Often, that applies particularly to meat. In high school, for example, I knew someone who would not believe that meat was animal flesh. She insisted that it came from the supermarket and became very upset if anyone tried to talk with her about what it was before that. I’ve known another person who likes meat, but could never eat ground meat because the thought of it disgusted her. Another person I know can only stand to eat red meat if it’s ground up.
Most of us know (or are) someone who won’t eat seafood, or red meat, or any meat, or anything animal based. My wife tends to dislike produce that is nonstandard—tomatoes that aren’t red, potatoes that aren’t white, etc. Some grownups never progress beyond eating what children eat: pizza, chicken fingers, pasta, soda, etc. I’ve known people who don’t really like anything not prepared in a restaurant, or anything not fast food, or anything not prepared by their mom.
Food prejudices run pretty deep and can seem completely irrational, or even harmful, to others. (Vegans think the stuff paleos eat will slowly kill us. Paleos would similarly criticize the limits vegans place on what they can eat, and we would team up together to criticize eaters of standard Western diets.)
Of course, in a cross cultural context, we all have many prejudices. I’m not big on eating insects, or brains, or fermented blood, for example. If I had grown up in a different culture, I might think of those as delicious. Some of the foods Westerners take for granted can seem strange or disgusting to others.
When switching to paleo or discussing paleo with others, it’s easy to run into these food prejudice traps. While there is no specific food required in paleo, we tend to push meat. Lots of people hate the idea of eating meat or think that eating more than small amounts of meat (especially ruminant or “red” meat, which paleos often prefer) is inherently unhealthy. Many more people are disgusted by organ meat, which in a paleo context is though of as best health practice. I myself have trouble with some organ meat, although I love marrow and like liver when well-prepared. We eat some stinky fermented vegetables such as kimchee (which I used to find gross, but now find…OK). The idea that saturated fat has been “proven” to cause heart disease has been so strongly pushed over the last 30 years that many people I speak with have a horrified reaction to the idea of deliberately eating things like lard, tallow, or bacon grease. I’ve learned not to talk about some of this so that I don’t offend people. Think about that: if I simply tell people what I like to eat, without suggesting that they might want to do the same, some of them will think I’m a jerk for doing that.
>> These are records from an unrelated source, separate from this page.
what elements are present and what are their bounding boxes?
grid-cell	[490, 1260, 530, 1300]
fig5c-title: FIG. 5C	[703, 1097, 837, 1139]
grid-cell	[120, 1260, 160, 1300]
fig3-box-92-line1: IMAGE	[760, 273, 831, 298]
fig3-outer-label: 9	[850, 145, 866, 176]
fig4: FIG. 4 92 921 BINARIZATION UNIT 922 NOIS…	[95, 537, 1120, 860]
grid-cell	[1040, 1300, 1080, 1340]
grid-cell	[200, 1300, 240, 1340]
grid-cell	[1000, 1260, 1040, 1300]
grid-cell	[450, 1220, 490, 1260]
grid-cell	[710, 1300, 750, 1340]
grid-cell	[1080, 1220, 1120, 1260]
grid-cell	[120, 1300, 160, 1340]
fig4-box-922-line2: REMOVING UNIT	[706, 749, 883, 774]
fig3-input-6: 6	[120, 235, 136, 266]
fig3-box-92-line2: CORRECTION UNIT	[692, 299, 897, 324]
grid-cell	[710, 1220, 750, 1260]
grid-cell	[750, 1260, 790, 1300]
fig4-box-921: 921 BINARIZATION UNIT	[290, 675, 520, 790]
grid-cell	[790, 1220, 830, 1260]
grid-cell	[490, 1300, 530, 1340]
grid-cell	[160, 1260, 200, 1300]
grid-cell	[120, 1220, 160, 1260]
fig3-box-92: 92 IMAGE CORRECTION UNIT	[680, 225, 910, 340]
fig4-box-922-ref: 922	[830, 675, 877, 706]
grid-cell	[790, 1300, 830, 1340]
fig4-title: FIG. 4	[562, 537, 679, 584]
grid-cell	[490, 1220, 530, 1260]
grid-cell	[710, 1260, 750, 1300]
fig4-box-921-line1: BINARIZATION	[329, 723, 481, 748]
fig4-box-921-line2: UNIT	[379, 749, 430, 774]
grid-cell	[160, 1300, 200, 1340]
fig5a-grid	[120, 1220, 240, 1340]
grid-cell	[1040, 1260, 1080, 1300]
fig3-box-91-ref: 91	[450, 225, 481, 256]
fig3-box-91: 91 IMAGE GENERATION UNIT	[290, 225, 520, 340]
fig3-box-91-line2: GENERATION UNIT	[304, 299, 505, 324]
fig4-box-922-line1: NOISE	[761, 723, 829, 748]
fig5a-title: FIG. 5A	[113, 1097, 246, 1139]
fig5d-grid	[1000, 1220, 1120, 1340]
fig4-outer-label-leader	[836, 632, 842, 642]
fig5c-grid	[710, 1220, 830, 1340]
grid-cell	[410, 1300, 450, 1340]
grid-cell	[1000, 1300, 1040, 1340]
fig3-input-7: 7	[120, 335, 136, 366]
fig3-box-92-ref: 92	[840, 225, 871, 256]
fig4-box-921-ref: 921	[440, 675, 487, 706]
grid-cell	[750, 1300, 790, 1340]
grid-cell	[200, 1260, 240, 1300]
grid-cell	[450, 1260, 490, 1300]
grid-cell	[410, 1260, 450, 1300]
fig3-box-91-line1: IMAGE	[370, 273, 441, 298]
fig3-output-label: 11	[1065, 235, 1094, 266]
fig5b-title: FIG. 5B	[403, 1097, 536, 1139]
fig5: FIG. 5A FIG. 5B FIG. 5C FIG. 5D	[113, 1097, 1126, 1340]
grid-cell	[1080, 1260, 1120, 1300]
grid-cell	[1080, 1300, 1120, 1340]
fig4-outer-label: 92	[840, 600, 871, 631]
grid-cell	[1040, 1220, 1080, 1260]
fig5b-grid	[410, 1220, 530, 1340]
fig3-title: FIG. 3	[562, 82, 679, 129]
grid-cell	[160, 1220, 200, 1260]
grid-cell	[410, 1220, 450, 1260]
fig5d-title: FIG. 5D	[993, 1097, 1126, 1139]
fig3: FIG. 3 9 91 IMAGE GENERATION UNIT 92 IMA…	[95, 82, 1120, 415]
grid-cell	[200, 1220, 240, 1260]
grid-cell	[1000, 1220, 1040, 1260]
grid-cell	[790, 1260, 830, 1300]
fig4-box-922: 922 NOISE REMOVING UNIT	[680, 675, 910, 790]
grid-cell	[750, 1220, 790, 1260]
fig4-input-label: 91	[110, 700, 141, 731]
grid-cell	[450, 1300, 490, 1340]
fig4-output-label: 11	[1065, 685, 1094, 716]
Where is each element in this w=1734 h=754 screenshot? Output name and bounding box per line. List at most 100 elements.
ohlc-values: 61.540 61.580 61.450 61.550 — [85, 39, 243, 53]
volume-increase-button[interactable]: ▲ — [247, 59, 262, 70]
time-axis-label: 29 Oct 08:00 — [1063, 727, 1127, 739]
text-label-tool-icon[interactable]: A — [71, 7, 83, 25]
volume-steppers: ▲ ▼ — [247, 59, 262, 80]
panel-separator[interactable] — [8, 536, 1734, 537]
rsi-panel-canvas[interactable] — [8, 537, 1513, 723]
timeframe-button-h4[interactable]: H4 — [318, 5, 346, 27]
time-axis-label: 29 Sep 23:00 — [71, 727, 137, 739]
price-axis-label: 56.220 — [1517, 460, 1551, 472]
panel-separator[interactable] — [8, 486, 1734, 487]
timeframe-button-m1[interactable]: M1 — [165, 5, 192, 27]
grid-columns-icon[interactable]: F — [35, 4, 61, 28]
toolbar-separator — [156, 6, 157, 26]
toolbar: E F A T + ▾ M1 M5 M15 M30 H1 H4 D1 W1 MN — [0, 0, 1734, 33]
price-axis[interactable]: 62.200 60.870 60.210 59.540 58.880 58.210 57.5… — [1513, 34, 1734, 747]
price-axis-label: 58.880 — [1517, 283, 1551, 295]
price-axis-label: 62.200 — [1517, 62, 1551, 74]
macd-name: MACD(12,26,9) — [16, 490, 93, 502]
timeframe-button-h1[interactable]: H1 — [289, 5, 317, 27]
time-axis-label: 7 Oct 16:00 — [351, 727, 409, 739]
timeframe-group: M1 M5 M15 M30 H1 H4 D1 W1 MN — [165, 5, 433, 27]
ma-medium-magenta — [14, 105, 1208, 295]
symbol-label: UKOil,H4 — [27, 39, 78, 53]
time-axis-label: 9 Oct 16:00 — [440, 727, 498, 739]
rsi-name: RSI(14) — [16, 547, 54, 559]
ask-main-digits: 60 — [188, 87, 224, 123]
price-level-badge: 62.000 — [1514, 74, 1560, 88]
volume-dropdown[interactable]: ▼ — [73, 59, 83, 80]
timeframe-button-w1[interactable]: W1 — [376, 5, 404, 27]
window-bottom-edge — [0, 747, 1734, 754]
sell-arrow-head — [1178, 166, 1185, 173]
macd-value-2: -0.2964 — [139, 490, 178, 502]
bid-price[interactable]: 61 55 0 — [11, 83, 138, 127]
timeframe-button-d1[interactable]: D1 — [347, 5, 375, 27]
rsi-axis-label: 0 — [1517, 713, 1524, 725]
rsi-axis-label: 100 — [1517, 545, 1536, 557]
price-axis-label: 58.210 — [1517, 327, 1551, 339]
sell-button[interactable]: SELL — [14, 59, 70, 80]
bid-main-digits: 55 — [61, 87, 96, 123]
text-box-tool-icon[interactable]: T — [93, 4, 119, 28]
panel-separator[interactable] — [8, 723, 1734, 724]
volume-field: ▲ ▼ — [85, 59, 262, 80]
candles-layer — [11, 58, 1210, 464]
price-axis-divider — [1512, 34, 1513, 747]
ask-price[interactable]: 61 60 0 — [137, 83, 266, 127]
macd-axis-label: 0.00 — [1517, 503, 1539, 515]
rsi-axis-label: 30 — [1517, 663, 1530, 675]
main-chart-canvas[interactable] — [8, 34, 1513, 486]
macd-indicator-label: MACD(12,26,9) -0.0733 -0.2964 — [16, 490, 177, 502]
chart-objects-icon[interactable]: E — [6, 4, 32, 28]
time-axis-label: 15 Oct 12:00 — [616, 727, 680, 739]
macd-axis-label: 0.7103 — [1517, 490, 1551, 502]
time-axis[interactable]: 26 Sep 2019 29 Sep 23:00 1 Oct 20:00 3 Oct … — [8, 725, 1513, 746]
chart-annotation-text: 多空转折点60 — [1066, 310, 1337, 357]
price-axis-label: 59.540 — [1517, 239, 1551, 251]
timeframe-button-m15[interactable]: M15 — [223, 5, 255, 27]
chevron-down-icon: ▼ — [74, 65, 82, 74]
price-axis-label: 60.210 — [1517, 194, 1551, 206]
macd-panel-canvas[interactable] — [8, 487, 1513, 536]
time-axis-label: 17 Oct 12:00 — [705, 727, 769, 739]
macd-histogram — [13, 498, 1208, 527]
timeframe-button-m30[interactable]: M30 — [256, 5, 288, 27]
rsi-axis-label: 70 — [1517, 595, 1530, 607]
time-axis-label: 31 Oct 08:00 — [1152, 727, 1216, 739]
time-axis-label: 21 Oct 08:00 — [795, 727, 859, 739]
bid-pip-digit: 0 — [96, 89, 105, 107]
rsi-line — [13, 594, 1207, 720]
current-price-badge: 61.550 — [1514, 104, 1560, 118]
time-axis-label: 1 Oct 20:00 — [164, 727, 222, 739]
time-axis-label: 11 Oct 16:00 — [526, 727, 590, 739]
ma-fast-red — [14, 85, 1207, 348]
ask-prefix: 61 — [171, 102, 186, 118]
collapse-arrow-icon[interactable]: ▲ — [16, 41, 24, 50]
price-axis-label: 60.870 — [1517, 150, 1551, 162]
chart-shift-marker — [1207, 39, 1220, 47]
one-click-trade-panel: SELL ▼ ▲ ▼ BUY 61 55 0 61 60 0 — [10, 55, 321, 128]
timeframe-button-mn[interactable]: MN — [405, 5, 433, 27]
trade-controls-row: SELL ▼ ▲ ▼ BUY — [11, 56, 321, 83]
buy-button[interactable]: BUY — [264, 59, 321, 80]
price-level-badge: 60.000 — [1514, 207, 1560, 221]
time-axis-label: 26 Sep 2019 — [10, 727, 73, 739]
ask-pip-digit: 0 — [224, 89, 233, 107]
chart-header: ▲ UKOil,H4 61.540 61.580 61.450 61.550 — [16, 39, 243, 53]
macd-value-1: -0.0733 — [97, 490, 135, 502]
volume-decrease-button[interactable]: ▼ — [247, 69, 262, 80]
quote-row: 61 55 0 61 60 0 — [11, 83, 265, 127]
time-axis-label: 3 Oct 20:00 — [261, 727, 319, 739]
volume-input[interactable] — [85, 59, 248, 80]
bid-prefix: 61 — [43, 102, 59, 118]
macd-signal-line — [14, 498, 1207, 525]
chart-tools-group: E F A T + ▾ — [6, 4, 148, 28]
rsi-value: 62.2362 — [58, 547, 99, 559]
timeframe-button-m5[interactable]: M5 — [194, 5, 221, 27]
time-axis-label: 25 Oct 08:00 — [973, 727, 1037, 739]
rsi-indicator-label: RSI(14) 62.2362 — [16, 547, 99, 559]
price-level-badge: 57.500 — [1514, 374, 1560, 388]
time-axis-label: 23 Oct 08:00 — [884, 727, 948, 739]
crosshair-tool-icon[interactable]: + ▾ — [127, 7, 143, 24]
More commonly, of course, paleos are weird for what we don’t eat. If I really list all of the common foods I don’t eat, most people find it nonsensical or just incomprehensible. “What’s an industrial seed oil?”
Since starting to eat this way, I’ve found it helpful to deliberately create in myself an irrational disgust for non-paleo foods. On a rational level I know bagels taste good, but I have decided make them yucky in my own head. Same with processed “crap in a box.” If I make it, emotionally, a non-food, it’s easier not to eat it. I imagine that it’s rather like eating kosher or halal.
I don’t really have a final point to make here, except to note that our reactions to food are very powerful and often not amenable to rational discussion. I think that’s something to keep firmly in mind in discussions of diet.